Vingt ans qu'il attendait ce moment ! Depuis qu'il s'était engagé dans les rangs de l'association Afghanistan-Bretagne*, multipliant réunions de sensibilisation et actions de solidarité avec les réfugiés, le Dr Paul Le Meut, 46 ans, généraliste à Gevéze (Ille-et-Vilaine), marié à une généraliste avec laquelle il exerce, n'avait encore jamais eu la possibilité de se rendre sur le théâtre de la résistance aux taliban.
Une possibilité qu'il saisit enfin l'été dernier, grâce à l'un des pionniers de son association, un architecte lui-même de nationalité afghane. Ami et ancien élève d'Ahmad Shah Massoud, Ashmat Froz était étudiant à Rennes lorsque les Soviétiques ont débarqué à Kaboul (l'Armée rouge a fait son entrée en République démocratique d'Afghanistan le 25 décembre 1979). Il a alors décidé de rester en France, où il milite pour la résistance. Deux fois l'an, l'architecte en exil retourne au pays et, ce 23 juillet, il s'envole donc en compagnie du Dr Le Meut et de deux élus, le sénateur du Gers, Aymeri de Montesquiou, et une adjointe au maire de Rennes, Nicole Kill-Nielsen, conseillère principale d'éducation, elle aussi adhérente d'Afghanistan-Bretagne.
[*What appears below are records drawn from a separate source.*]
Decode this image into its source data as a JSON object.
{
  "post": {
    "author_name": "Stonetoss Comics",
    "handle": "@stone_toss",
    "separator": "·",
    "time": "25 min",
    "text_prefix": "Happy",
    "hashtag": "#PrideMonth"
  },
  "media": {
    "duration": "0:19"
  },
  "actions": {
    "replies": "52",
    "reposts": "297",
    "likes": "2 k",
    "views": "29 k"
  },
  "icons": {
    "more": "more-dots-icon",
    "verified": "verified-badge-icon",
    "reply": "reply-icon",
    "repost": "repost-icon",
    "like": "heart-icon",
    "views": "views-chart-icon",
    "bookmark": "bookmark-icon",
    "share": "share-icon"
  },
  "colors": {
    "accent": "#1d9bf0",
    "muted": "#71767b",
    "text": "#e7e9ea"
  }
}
Sans mesures de sécurité particulières
Rennes-Lyon-Munich-Douchambé, la capitale du Tadjikistan, en avion de ligne. Puis Douchambé-Bozarak, dans la vallée du Panchir, à bord d'un antique hélicoptère russe, propriété de la résistance.
Bozarak, le village de naissance du commandant Massoud, où celui-ci sera inhumé après l'attentat-suicide qui lui a coûté la vie le 9 septembre, deux jours avant l'attaque menée contre les Etats-Unis, comme en prélude au massacre new-yorkais.
« Nous avons pu rencontrer Massoud à Roja Baoudin, au nord du pays, raconte le Dr Le Meut . Nous nous trouvions à la Guest House du ministère des Affaires étrangères ; le commandant est arrivé seulement accompagné de son secrétaire, sans escorte ni mesures de sécurité particulières. Il avait déjà échappé à une dizaine de tentatives d'attentat, sa foi en Dieu - il était musulman pratiquant, comme 99 % de ses compatriotes - le mettait à l'abri, croyait-il.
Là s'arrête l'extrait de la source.